I helped kill the heir

by
December 1st, 2019

What a shock to hear a story about someone coldly defying God, and suddenly realize the story is about me. I have a sense of how King David must have felt when confronted with his murderous selfishness (II Samuel 12:7).

Recently in studying Luke 20, where Jesus tells of the vineyard tenants brutalizing the owner’s messengers one after another and finally killing his son, it hit me that this had been my pattern of behavior when following Christian Science for many years.
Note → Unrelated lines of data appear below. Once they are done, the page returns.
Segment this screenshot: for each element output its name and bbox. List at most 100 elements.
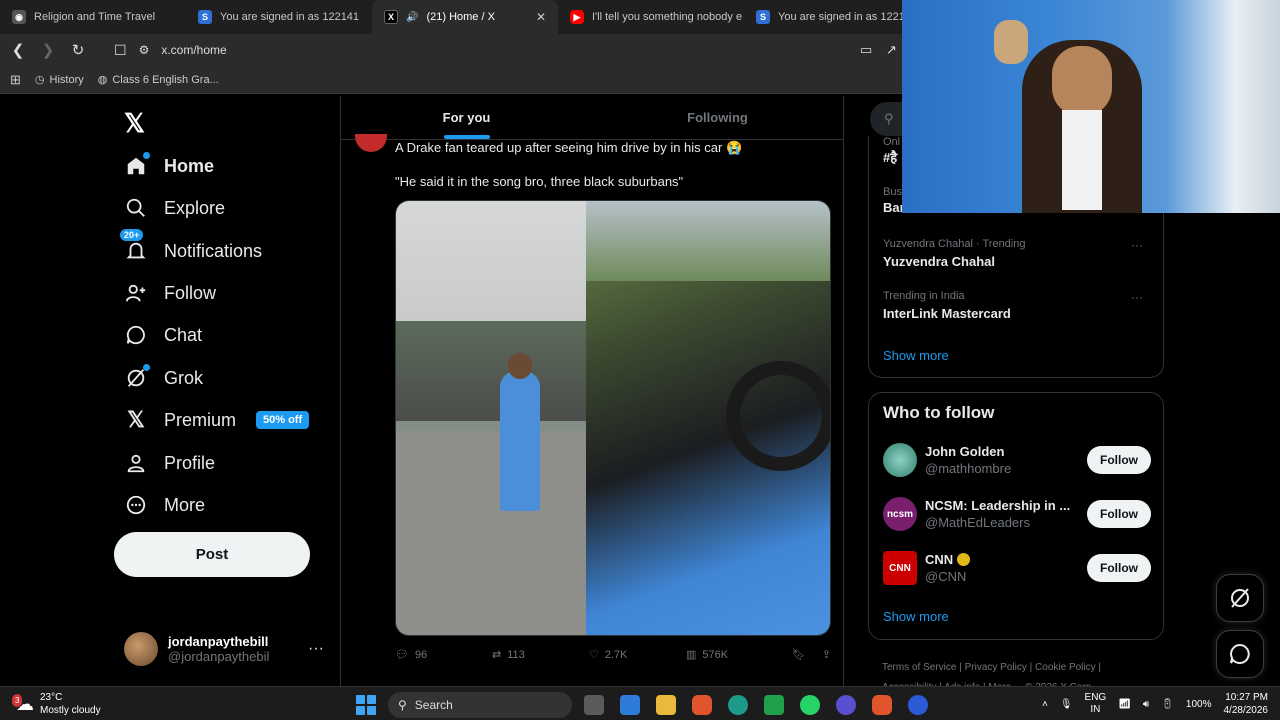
nav-grok[interactable]: Grok xyxy=(124,364,203,390)
nav-follow[interactable]: Follow xyxy=(124,281,216,305)
trend-item[interactable]: Trending in India InterLink Mastercard ·… xyxy=(883,290,1151,321)
tab-for-you[interactable]: For you xyxy=(341,96,592,139)
suggestion-handle: @CNN xyxy=(925,569,967,584)
heart-icon: ♡ xyxy=(589,649,599,661)
nav-label: Follow xyxy=(164,282,217,303)
brave-icon[interactable] xyxy=(872,695,892,715)
reply-button[interactable]: 💬︎ 96 xyxy=(395,648,492,662)
share-icon[interactable]: ⇪ xyxy=(822,648,831,661)
nav-profile[interactable]: Profile xyxy=(124,451,215,475)
more-dots-icon[interactable]: ··· xyxy=(1131,290,1143,304)
edge-icon[interactable] xyxy=(728,695,748,715)
bookmark-icon[interactable]: ☐ xyxy=(114,42,127,59)
file-explorer-icon[interactable] xyxy=(656,695,676,715)
feed-tabs: For you Following xyxy=(341,96,843,140)
views-button[interactable]: ▥ 576K xyxy=(686,648,783,662)
nav-more[interactable]: More xyxy=(124,493,205,517)
back-icon[interactable]: ❮ xyxy=(6,41,30,59)
nav-premium[interactable]: 𝕏 Premium 50% off xyxy=(124,407,310,432)
temperature: 23°C xyxy=(40,692,63,703)
chat-fab-button[interactable] xyxy=(1216,630,1264,678)
wifi-icon[interactable]: 📶︎ xyxy=(1118,699,1131,710)
whatsapp-icon[interactable] xyxy=(800,695,820,715)
browser-tab-active[interactable]: X 🔊 (21) Home / X ✕ xyxy=(372,0,558,34)
more-dots-icon[interactable]: ··· xyxy=(308,640,324,658)
follow-suggestion[interactable]: ncsm NCSM: Leadership in ... @MathEdLead… xyxy=(883,497,1151,531)
nav-notifications[interactable]: 20+ Notifications xyxy=(120,229,262,263)
tab-following[interactable]: Following xyxy=(592,96,843,139)
steering-wheel xyxy=(726,361,830,471)
browser-tab[interactable]: ◉ Religion and Time Travel xyxy=(0,0,186,34)
tab-title: Religion and Time Travel xyxy=(34,11,156,23)
browser-tab[interactable]: ▶ I'll tell you something nobody e xyxy=(558,0,744,34)
trend-meta: Yuzvendra Chahal · Trending xyxy=(883,238,1026,250)
weather-widget[interactable]: ☁ 3 23°C Mostly cloudy xyxy=(12,691,101,717)
tweet-avatar[interactable] xyxy=(355,134,387,152)
follow-suggestion[interactable]: John Golden @mathhombre Follow xyxy=(883,443,1151,477)
post-button[interactable]: Post xyxy=(114,532,310,577)
microphone-icon[interactable]: 🎙︎ xyxy=(1060,699,1073,710)
account-handle: @jordanpaythebil xyxy=(168,649,270,664)
battery-percent: 100% xyxy=(1185,698,1212,710)
follow-button[interactable]: Follow xyxy=(1087,500,1151,528)
show-more-link[interactable]: Show more xyxy=(883,609,949,624)
date: 4/28/2026 xyxy=(1223,705,1269,716)
browser-tab[interactable]: S You are signed in as 122141 xyxy=(186,0,372,34)
reload-icon[interactable]: ↻ xyxy=(66,41,90,59)
trend-item[interactable]: Yuzvendra Chahal · Trending Yuzvendra Ch… xyxy=(883,238,1151,269)
bookmark-class6[interactable]: ◍ Class 6 English Gra... xyxy=(97,73,219,87)
taskbar-search[interactable]: ⚲ Search xyxy=(388,692,572,718)
footer-link[interactable]: Privacy Policy xyxy=(965,662,1027,673)
footer-link[interactable]: Cookie Policy xyxy=(1035,662,1096,673)
zoom-icon[interactable] xyxy=(908,695,928,715)
bookmark-icon[interactable]: 🔖︎ xyxy=(792,648,806,661)
account-switcher[interactable]: jordanpaythebill @jordanpaythebil ··· xyxy=(124,632,324,666)
follow-suggestion[interactable]: CNN CNN @CNN Follow xyxy=(883,551,1151,585)
close-tab-icon[interactable]: ✕ xyxy=(536,10,546,24)
views-icon: ▥ xyxy=(686,649,697,661)
nav-chat[interactable]: Chat xyxy=(124,323,202,347)
bell-icon: 20+ xyxy=(120,229,148,263)
nav-explore[interactable]: Explore xyxy=(124,196,225,220)
trend-meta: Trending in India xyxy=(883,290,965,302)
follow-button[interactable]: Follow xyxy=(1087,446,1151,474)
bookmark-history[interactable]: ◷ History xyxy=(35,73,84,87)
share-icon[interactable]: ↗ xyxy=(886,42,897,58)
repost-count: 113 xyxy=(507,648,525,661)
brave-icon[interactable] xyxy=(692,695,712,715)
tab-title: You are signed in as 122141 xyxy=(220,11,360,23)
suggestion-name: NCSM: Leadership in ... xyxy=(925,498,1071,513)
tab-favicon-icon: X xyxy=(384,10,398,24)
suggestion-name: John Golden xyxy=(925,444,1005,459)
app-icon[interactable] xyxy=(836,695,856,715)
notifications-badge: 20+ xyxy=(120,229,144,241)
language-indicator[interactable]: ENG IN xyxy=(1085,692,1107,716)
globe-icon: ◍ xyxy=(97,74,108,86)
volume-icon[interactable]: 🔊︎ xyxy=(1143,699,1149,710)
forward-icon[interactable]: ❯ xyxy=(36,41,60,59)
grok-fab-button[interactable] xyxy=(1216,574,1264,622)
like-button[interactable]: ♡ 2.7K xyxy=(589,648,686,662)
repost-button[interactable]: ⇄ 113 xyxy=(492,648,589,662)
trend-name: InterLink Mastercard xyxy=(883,306,1011,321)
tweet-media[interactable] xyxy=(395,200,831,636)
site-info-icon[interactable]: ⚙ xyxy=(139,43,150,57)
task-view-icon[interactable] xyxy=(584,695,604,715)
x-logo-icon[interactable]: 𝕏 xyxy=(124,108,145,139)
chevron-up-icon[interactable]: ˄ xyxy=(1042,699,1048,710)
battery-icon[interactable]: 🔋︎ xyxy=(1161,699,1174,710)
more-dots-icon[interactable]: ··· xyxy=(1131,238,1143,252)
clock[interactable]: 10:27 PM 4/28/2026 xyxy=(1224,691,1269,717)
url-field[interactable]: ☐ ⚙ x.com/home xyxy=(114,37,794,63)
app-icon[interactable] xyxy=(764,695,784,715)
tweet-actions: 💬︎ 96 ⇄ 113 ♡ 2.7K ▥ 576K 🔖︎ ⇪ xyxy=(395,648,831,662)
footer-link[interactable]: Terms of Service xyxy=(882,662,956,673)
follow-button[interactable]: Follow xyxy=(1087,554,1151,582)
read-mode-icon[interactable]: ▭ xyxy=(860,42,872,58)
store-icon[interactable] xyxy=(620,695,640,715)
apps-grid-icon[interactable]: ⊞ xyxy=(10,72,21,88)
nav-home[interactable]: Home xyxy=(124,152,214,178)
show-more-link[interactable]: Show more xyxy=(883,348,949,363)
nav-label: More xyxy=(164,494,206,515)
windows-start-icon[interactable] xyxy=(356,695,376,715)
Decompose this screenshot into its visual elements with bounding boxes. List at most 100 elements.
Following Mrs. Eddy, I obstinately ignored the Old Testament’s repeated witness of sin, salvation, and prophecy—and then climaxed my obstinacy by rejecting the New Testament’s good news that Jesus Christ had come as God incarnate to rescue me for life eternal under his authority.

“This is the heir: come, let us kill him, that the inheritance may be ours,” says fallen humanity when the beloved son arrives.

True, CS doesn’t explicitly say this. But in denying Jesus’ divinity and his vicarious atonement for us on the cross, Mrs. Eddy’s followers set the Lord at nought, usurp his authority, and enthrone themselves in his place—“that the inheritance [sinful mortals self-reconciled with a holy God] may be ours.”

So when I read in Hebrews 6:4-6 of the sad condition of those who, after having had so many advantages of God’s grace, still “crucify to themselves the Son of God afresh, and put him to an open shame,” it becomes very personal. I feel myself convicted of a long mulish intransigence during all those years in the gospel-denying Christian Science movement. As Nathan told David: “Thou art the man.”

Even with millennia of the Father’s patience and forebearance from the time of Abraham to that of Abraham Lincoln, even with 66 books of Holy Scripture proclaiming true truth on every page, somehow the Boston prophetess and her adoring throng could still miss the way and exalt their intellectual pride over Christ’s sacrificial humility.

Somehow my own family and so many other Principians could presume to claim the saints’ inheritance on no terms but their own. Somehow—

It makes me more grateful than ever for the “amazing grace that saved a wretch like me—once blind, but now I see.”